High Availablity is one of TraefikEE's core features. Since TraefikEE is running on top of diverse infrastructure and/or orchestration engines, some of them have special limitations in regards to which SLA TraefikEE can achieve.
In Kubernetes, healtchecks are performed through the kubelet. While the pods behind a service are healthchecked every couple seconds by the kubelet, it can take up to 45 seconds until Kubernetes realises that a kubelet itself is down.

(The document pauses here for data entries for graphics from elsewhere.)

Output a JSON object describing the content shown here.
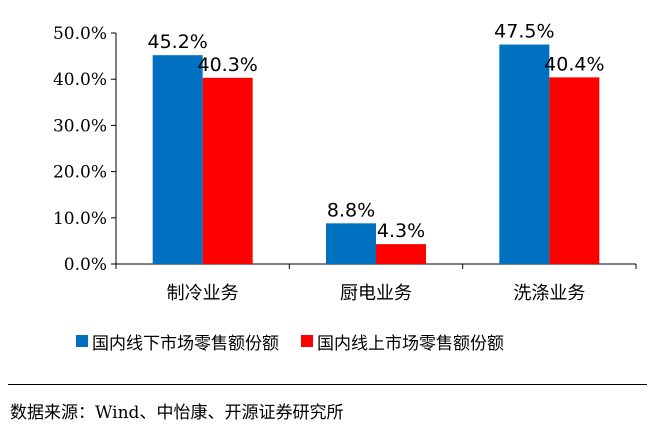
{
  "chart_data": {
    "type": "bar",
    "categories": [
      "制冷业务",
      "厨电业务",
      "洗涤业务"
    ],
    "series": [
      {
        "name": "国内线下市场零售额份额",
        "values": [
          45.2,
          8.8,
          47.5
        ],
        "labels": [
          "45.2%",
          "8.8%",
          "47.5%"
        ],
        "color": "#0070C0"
      },
      {
        "name": "国内线上市场零售额份额",
        "values": [
          40.3,
          4.3,
          40.4
        ],
        "labels": [
          "40.3%",
          "4.3%",
          "40.4%"
        ],
        "color": "#FF0000"
      }
    ],
    "ylim": [
      0,
      50
    ],
    "yticks": [
      "0.0%",
      "10.0%",
      "20.0%",
      "30.0%",
      "40.0%",
      "50.0%"
    ],
    "grid": false,
    "legend_position": "bottom"
  },
  "legend": {
    "offline": "国内线下市场零售额份额",
    "online": "国内线上市场零售额份额"
  },
  "source": "数据来源：Wind、中怡康、开源证券研究所"
}
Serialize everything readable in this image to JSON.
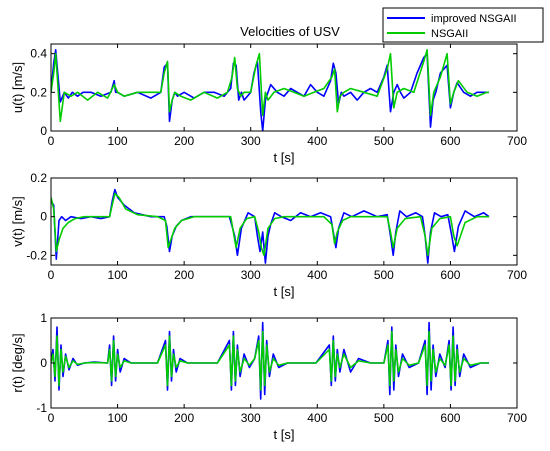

As Kubenetes will not start to react on that situation before it knows that a kubelet is down, that might have an impact on your SLA.
However, there are some possible workarounds, depending on the current setup:
- Modifying the Kubernetes configuration and/or adding tooling to improve Kubernetes internal health monitoring, such as for example node-problem-detector
- Customizing the TraefikEE installation, by exposing the data node directly without using a LoadBalancer service. This will allow for a direct connection to TraefikEE which availability could potentially be checked faster from an external LB, as it bypasses the Kubernetes internal route update mechanism to the TraefikEE nodes.
However, customizing the Installation has a couple of limitations:
- It is not possible to deploy multiple TraefikEE clusters on the same Kubernetes if you need it.
- TraefikEE requires a manual installation instead of using the
- In that manual installation, you have to fix the ports to be used by the data node pods, which have to be available on each node.
- It will make scaling your TraefikEE data nodes more difficult.
In Swarm, healthchecks for the swarm nodes themselves are performed by the manager. Typically, Swarm recognizes a worker being down within 15 seconds. However, Docker Swarm recognizes a missing replicate within ~5 seconds, which is much faster.
In the default Swarm setup, high availability is achieved differently: the TraefikEE data plane is published via the Ingress Routing Mesh, which handles the incoming requests. This routing mesh is composed of IPTables and IPVS, which provide healthcheck endpoints and TCP connection retries. If a swarm node holding a TraefikEE data plane container dies, all in flight requests to that node will fail as well. Luckily, the internal IPVS will pick up failing requests and attempt to redeliver them to a different node. This means that for the given time of a missing or failing replica, some requests might be retried internally. However, as long as there is at least one available node in the data plane, a node will answer the retried requests and no requests will be dropped from the users perspective.
Alternatively, it is also possible to publish the data nodes ports with a host bind directly. This allows your external load balancer to communicate directly with the nodes and provides better performance. However, you will loose benefits such as the port being available on every node.